Les constellations du ciel austral
Olivier Rolin connaît bien la mer et les bateaux. Il a beaucoup voyagé et il sait naviguer, surtout dans la Manche, avec son propre bateau. Il a de l’avance sur le vocabulaire technique et il n’est pas tout à fait dépaysé. Il se rend vite compte que le plus exotique, dans l’affaire, c’est lui. L’autoportrait de l’artiste en vieil écrivain désuet est à mourir de rire. « La moyenne d’âge de l’équipage doit avoisiner les vingt-cinq ans, peut-être un peu plus, et il est clair à de multiples signes qu’ils n’ont jamais vu une vieille chose comme moi à bord. Ils n’en reviennent pas. »Il se sent appartenir à un autre monde, celui où on lit des livres et où l’on prend des notes sur un carnet, en faisant un petit crobard de temps en temps (certains sont reproduits en couleurs dans l’ouvrage). On ne cesse de lui renvoyer son âge :« Habitué qu’on est à soi-même et à son apparence, on ne s’est pas vu se transformer en cet être de papier mâché en qui les autres, qui ne vous connaissent pas, identifient immédiatement un semi-vivant. L’océan Indien sera pour moi la mer de la Sénilité… Parfois je m’en amuse, mais pas toujours. » L’ironie appliquée à soi-même rend moins mordante celle qui vise les autres et, au bout du compte, cette équipée un peu ridicule où l’on paraît jouer à la guerre plus qu’à la préparer, si elle n’a rien de glorieux ni d’épique, se révèle passionnante.
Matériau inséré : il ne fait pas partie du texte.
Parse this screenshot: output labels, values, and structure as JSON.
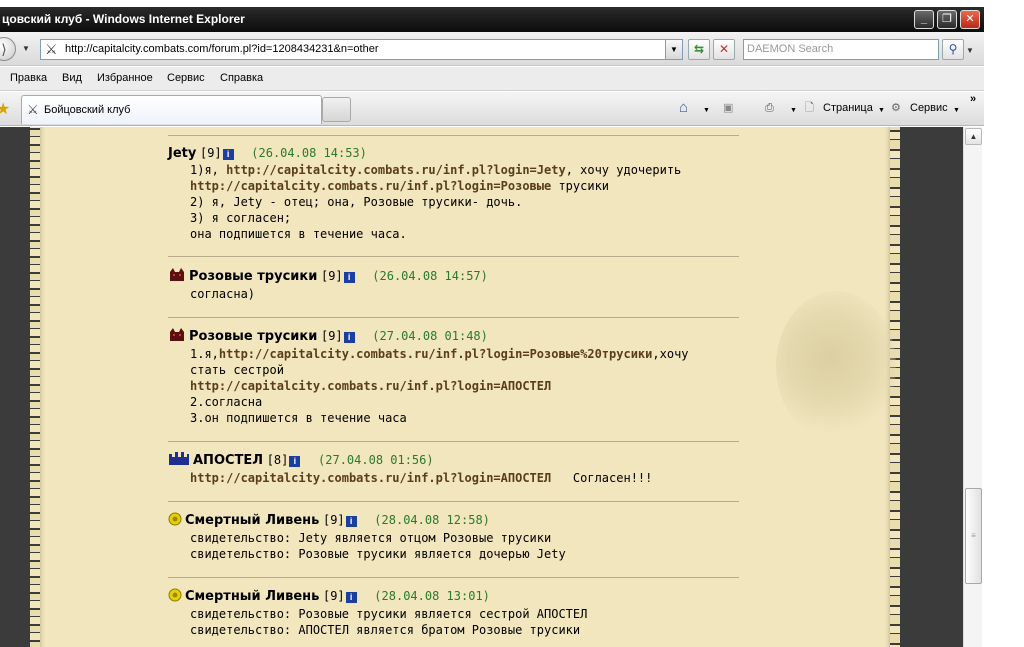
{
  "window": {
    "title": "цовский клуб - Windows Internet Explorer",
    "minimize": "_",
    "restore": "❐",
    "close": "✕"
  },
  "address": {
    "url": "http://capitalcity.combats.com/forum.pl?id=1208434231&n=other",
    "search_placeholder": "DAEMON Search"
  },
  "menu": [
    "Правка",
    "Вид",
    "Избранное",
    "Сервис",
    "Справка"
  ],
  "tab": {
    "label": "Бойцовский клуб"
  },
  "toolbar": {
    "page": "Страница",
    "service": "Сервис",
    "more": "»"
  },
  "posts": [
    {
      "author": "Jety",
      "level": "[9]",
      "date": "(26.04.08 14:53)",
      "lines": [
        [
          {
            "t": "1)я, "
          },
          {
            "t": "http://capitalcity.combats.ru/inf.pl?login=Jety",
            "b": 1
          },
          {
            "t": ", хочу удочерить"
          }
        ],
        [
          {
            "t": "http://capitalcity.combats.ru/inf.pl?login=Розовые",
            "b": 1
          },
          {
            "t": " трусики"
          }
        ],
        [
          {
            "t": "2) я, Jety - отец; она, Розовые трусики- дочь."
          }
        ],
        [
          {
            "t": "3) я согласен;"
          }
        ],
        [
          {
            "t": "она подпишется в течение часа."
          }
        ]
      ]
    },
    {
      "author": "Розовые трусики",
      "level": "[9]",
      "date": "(26.04.08 14:57)",
      "lines": [
        [
          {
            "t": "согласна)"
          }
        ]
      ]
    },
    {
      "author": "Розовые трусики",
      "level": "[9]",
      "date": "(27.04.08 01:48)",
      "lines": [
        [
          {
            "t": "1.я,"
          },
          {
            "t": "http://capitalcity.combats.ru/inf.pl?login=Розовые%20трусики",
            "b": 1
          },
          {
            "t": ",хочу"
          }
        ],
        [
          {
            "t": "стать сестрой"
          }
        ],
        [
          {
            "t": "http://capitalcity.combats.ru/inf.pl?login=АПОСТЕЛ",
            "b": 1
          }
        ],
        [
          {
            "t": "2.согласна"
          }
        ],
        [
          {
            "t": "3.он подпишется в течение часа"
          }
        ]
      ]
    },
    {
      "author": "АПОСТЕЛ",
      "level": "[8]",
      "date": "(27.04.08 01:56)",
      "lines": [
        [
          {
            "t": "http://capitalcity.combats.ru/inf.pl?login=АПОСТЕЛ",
            "b": 1
          },
          {
            "t": "   Согласен!!!"
          }
        ]
      ]
    },
    {
      "author": "Смертный Ливень",
      "level": "[9]",
      "date": "(28.04.08 12:58)",
      "lines": [
        [
          {
            "t": "свидетельство: Jety является отцом Розовые трусики"
          }
        ],
        [
          {
            "t": "свидетельство: Розовые трусики является дочерью Jety"
          }
        ]
      ]
    },
    {
      "author": "Смертный Ливень",
      "level": "[9]",
      "date": "(28.04.08 13:01)",
      "lines": [
        [
          {
            "t": "свидетельство: Розовые трусики является сестрой АПОСТЕЛ"
          }
        ],
        [
          {
            "t": "свидетельство: АПОСТЕЛ является братом Розовые трусики"
          }
        ]
      ]
    }
  ],
  "icons": {
    "info": "i"
  },
  "colors": {
    "paper": "#f1e6be",
    "date": "#2a7a2a",
    "link": "#5a3e1b",
    "info": "#1c3e9e"
  }
}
Elle est aussi une aventure du langage, et pas simplement à cause du lexique technique. Il faut pouvoir nommer la variété des oiseaux, des animaux marins, des araignées qu’on rencontre sur les îles, utiliser le verbe « barbaroufler », qui désigne la façon de communiquer des dugongs (sorte de lamantin à museau qui vit dans les littoraux de l’océan Indien), ou bien les noms de toutes les constellations du ciel austral. Il faut pouvoir dire le bleu insensé que tous les mots dont on dispose peinent à exprimer, « puisque nous ne parlons pas la langue des êtres qui habitent ces lieux immenses ». Moby Dick, Lord Jim, Rimbaud et Ponge viennent parfois à la rescousse. Mais ils sont là aussi un peu à l’état de ruines, comme le sont les vieux récits d’explorateurs ou d’expéditions violentes qui ont marqué cette région et ses îles. Vers ces morceaux de terre appelés Europa, Juan de Nova ou Bassas da India, Olivier Rolin avance avec la tête pleine de débris de livres et de poèmes, d’histoires éparses qui sont aussi des îles.